Mineração é fundamental, mas com responsabilidade

Nelson Valêncio – 01.08.2019 – O mês de agosto começa e a gente fica com um certo medo. Sempre foi um mês de notícias trágicas para o país, mas espero que nenhuma delas esteja ligada à mineração, que vem passando por vários terremotos com as tragédias – praticamente anunciadas – de rompimento das barragens. Os acidentes trouxeram o tema para o centro do palco, mas também reiniciaram a demonização da mineração. Para enfrentar o assunto a última coisa que precisamos é uma visão simplista binária, de bem contra o mal. Disso já estamos fartos na política e os resultados é o que temos ai.

Para a mineração, o importante é lembrar que se trata de uma atividade fundamental para a humanidade.

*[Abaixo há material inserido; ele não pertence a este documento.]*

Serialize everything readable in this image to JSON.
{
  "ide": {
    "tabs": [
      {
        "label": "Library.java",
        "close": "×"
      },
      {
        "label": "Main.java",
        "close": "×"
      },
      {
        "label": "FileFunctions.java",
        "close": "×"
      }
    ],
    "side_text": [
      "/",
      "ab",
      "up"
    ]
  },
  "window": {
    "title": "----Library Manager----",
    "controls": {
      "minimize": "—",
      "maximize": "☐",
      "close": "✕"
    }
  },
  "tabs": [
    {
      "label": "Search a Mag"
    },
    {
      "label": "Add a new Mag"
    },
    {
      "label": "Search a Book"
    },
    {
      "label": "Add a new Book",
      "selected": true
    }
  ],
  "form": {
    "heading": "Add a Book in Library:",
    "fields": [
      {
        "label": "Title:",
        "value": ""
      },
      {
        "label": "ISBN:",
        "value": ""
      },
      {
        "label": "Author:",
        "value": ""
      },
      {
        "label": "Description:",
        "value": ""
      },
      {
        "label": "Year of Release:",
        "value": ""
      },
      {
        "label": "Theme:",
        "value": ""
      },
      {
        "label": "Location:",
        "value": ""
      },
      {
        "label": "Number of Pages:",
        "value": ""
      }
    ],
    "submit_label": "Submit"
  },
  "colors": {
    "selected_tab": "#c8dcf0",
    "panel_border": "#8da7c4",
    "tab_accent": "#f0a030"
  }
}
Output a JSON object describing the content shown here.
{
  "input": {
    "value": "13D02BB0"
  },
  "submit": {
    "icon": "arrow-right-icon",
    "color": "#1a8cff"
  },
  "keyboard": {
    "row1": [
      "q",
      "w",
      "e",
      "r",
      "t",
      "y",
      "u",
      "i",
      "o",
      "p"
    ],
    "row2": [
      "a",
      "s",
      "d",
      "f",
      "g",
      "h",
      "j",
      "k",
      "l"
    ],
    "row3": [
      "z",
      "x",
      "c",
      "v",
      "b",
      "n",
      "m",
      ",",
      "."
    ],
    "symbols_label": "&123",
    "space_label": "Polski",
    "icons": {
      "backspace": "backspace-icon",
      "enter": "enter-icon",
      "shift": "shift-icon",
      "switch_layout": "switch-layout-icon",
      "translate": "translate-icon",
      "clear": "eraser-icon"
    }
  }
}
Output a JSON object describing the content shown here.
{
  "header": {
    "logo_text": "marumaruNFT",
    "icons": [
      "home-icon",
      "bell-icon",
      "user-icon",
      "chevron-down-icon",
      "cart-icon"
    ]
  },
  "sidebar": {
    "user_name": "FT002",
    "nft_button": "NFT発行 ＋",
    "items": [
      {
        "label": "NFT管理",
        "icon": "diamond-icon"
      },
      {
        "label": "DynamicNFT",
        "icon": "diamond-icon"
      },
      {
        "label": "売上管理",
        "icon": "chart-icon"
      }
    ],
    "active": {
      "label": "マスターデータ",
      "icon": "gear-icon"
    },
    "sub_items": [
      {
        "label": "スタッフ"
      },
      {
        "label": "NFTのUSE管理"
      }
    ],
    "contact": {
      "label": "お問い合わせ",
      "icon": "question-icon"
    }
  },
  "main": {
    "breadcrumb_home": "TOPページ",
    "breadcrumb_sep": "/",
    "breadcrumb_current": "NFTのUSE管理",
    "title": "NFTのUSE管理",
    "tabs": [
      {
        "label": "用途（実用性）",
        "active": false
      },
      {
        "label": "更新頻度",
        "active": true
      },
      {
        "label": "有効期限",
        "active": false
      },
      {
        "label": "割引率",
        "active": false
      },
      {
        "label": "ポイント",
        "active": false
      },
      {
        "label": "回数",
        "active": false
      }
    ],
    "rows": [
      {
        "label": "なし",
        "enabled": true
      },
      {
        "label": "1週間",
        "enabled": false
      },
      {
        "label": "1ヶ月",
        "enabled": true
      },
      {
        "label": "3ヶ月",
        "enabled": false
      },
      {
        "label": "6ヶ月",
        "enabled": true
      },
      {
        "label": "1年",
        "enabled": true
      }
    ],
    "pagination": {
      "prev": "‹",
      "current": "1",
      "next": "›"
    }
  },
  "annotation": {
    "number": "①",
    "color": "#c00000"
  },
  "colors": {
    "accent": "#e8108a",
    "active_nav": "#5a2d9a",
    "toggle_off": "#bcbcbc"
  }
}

Não vou longe na defesa: escrevo num notebook que tem bateria de íons de lítio, moro numa casa feita de tijolo e cimento, cal etc, ou seja, repleta de insumos minerais. Se viajo de avião, participo involuntariamente da evolução fantástica dos novos materiais que a indústria aeronáutica utiliza na sua linha de produção. Os exemplos podem se repetir infinitamente, mas não é em razão desse conforto que vamos defender a morte trágica de centenas de pessoas. A mineração precisa ser responsável.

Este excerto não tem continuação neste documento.